Todos esses ingredientes sobre a noção do tempo estimulou o físico Geová Alencar, do Departamento de Física da Universidade Federal do Ceará (UFC), a pedir licença à Carroll para levar Alice a uma incrível viagem pelo mundo de Albert Einstein. Geová escreveu o romance “Alice no País da Relatividade” (Editora Livraria da Física), no qual uma menina negra que está fazendo pós-doutorado ensina o amigo Bob sobre esse conceito fundamental da ciência moderna, que Einstein elaborou em 1905.

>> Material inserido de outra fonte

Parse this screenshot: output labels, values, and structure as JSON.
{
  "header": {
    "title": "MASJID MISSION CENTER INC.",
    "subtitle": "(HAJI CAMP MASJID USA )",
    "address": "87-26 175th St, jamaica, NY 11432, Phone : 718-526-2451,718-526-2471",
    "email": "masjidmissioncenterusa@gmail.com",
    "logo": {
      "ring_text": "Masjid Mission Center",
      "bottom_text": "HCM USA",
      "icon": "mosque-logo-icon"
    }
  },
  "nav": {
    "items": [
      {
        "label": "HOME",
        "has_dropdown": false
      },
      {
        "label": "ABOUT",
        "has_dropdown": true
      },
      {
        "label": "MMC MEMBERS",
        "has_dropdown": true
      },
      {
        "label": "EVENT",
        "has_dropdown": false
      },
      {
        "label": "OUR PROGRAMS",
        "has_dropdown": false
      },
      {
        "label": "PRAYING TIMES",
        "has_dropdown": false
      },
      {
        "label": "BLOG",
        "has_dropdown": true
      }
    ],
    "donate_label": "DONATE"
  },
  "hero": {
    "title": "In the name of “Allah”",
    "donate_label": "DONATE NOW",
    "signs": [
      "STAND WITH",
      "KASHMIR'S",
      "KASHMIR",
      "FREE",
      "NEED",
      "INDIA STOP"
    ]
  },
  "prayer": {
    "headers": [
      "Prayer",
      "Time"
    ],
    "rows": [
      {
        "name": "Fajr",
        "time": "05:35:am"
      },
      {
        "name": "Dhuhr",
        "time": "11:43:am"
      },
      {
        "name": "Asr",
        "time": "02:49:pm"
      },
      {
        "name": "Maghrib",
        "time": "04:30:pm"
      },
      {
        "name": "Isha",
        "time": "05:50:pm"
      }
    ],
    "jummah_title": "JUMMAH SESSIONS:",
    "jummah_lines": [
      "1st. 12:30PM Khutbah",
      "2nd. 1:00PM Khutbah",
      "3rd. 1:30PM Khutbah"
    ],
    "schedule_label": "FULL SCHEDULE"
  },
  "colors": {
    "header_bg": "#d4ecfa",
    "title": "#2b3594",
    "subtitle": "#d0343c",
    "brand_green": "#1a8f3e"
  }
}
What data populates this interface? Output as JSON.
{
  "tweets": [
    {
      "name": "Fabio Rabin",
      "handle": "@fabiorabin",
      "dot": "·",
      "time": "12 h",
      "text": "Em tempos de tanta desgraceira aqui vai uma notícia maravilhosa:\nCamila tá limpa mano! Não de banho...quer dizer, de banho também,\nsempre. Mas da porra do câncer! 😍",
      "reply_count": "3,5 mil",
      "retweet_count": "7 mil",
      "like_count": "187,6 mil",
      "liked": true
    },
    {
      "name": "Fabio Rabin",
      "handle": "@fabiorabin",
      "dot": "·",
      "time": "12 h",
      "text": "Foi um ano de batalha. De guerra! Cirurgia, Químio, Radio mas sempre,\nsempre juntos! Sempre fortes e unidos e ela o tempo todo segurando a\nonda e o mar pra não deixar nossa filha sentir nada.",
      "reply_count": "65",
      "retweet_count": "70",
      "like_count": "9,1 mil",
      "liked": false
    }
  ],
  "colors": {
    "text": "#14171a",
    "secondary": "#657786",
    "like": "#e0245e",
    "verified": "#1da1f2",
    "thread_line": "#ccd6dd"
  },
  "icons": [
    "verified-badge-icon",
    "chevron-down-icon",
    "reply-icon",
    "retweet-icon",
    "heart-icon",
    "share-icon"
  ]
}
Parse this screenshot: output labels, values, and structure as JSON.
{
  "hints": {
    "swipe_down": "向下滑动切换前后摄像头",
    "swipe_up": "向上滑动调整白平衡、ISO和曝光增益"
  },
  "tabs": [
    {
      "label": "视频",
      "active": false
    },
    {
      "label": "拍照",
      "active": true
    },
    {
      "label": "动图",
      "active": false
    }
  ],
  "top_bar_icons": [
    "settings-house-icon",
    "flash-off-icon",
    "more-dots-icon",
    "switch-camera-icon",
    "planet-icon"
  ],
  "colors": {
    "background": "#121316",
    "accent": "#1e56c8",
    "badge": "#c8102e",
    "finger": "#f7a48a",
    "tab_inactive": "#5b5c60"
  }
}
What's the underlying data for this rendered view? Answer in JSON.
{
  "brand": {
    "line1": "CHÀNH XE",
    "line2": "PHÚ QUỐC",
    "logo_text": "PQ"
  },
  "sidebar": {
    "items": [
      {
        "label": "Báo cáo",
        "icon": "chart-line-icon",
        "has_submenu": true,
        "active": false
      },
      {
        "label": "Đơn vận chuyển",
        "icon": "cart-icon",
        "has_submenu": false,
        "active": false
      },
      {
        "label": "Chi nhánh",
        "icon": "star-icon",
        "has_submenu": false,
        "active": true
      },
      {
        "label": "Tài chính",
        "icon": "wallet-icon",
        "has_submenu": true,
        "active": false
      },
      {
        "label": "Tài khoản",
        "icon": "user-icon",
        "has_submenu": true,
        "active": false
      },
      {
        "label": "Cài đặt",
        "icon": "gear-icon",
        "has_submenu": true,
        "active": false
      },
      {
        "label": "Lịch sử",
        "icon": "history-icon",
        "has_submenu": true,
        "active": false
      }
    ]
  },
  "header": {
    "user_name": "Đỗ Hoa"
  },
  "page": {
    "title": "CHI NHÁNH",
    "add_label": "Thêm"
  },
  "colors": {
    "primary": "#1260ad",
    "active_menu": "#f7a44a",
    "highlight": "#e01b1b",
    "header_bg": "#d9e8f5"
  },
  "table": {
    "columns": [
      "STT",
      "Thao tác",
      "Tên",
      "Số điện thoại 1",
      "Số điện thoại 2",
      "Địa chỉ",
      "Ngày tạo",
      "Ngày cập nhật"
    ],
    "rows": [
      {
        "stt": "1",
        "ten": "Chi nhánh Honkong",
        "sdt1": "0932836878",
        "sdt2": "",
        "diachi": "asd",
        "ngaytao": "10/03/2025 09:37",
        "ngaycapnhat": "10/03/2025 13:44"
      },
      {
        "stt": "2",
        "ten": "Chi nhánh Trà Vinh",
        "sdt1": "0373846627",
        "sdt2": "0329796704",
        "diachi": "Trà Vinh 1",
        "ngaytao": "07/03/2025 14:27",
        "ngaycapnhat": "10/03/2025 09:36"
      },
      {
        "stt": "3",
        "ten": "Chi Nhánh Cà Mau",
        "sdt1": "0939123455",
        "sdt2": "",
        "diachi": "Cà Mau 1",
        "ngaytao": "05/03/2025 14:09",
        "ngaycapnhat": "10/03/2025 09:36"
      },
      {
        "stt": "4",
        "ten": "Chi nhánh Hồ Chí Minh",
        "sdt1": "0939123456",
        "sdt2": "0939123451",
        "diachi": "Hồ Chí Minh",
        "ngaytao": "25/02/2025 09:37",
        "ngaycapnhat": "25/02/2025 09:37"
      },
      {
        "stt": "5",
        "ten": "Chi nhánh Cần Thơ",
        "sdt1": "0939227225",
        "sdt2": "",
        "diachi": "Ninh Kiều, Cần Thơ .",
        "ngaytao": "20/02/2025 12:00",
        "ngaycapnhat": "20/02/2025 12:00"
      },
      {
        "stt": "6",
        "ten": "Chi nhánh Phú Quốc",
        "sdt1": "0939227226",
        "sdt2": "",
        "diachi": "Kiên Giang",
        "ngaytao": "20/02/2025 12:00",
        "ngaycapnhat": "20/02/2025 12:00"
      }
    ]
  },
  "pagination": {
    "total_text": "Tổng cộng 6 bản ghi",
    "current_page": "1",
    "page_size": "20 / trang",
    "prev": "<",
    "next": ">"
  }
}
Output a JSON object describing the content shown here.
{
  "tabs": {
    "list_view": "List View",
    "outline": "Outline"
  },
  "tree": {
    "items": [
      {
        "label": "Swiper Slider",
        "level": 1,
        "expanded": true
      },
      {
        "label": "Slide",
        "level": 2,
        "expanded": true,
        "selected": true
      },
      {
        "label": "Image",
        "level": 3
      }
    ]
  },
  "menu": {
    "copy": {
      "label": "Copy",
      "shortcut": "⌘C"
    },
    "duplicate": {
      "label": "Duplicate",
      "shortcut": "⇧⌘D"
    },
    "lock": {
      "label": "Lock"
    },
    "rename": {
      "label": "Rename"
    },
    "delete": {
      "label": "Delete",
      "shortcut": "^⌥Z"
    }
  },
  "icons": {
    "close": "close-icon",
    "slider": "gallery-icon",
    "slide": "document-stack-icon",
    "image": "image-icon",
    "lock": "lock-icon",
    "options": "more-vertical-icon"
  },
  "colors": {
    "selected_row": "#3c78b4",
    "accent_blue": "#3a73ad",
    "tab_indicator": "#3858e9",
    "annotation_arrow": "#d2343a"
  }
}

O livro foi finalista do Prêmio Jabuti Acadêmico de 2024, a primeira edição dessa modalidade, promovida pela Câmara Brasileira do Livro com o apoio da Sociedade Brasileira para o Progresso da Ciência (SBPC) e da Academia Brasileira de Ciências (ABC), que busca conceder uma distinção anual inédita a obras acadêmicas publicadas em língua portuguesa no Brasil. Na categoria Astronomia e Física, a obra vencedora foi “Bases do Eletromagnetismo 2: Ondas e Relatividade”, dos autores Manoel Roberto Robilotta, Suzana Salem Vasconcelos, Maria José Bechara, José Luciano Miranda Duarte (Editora Edusp).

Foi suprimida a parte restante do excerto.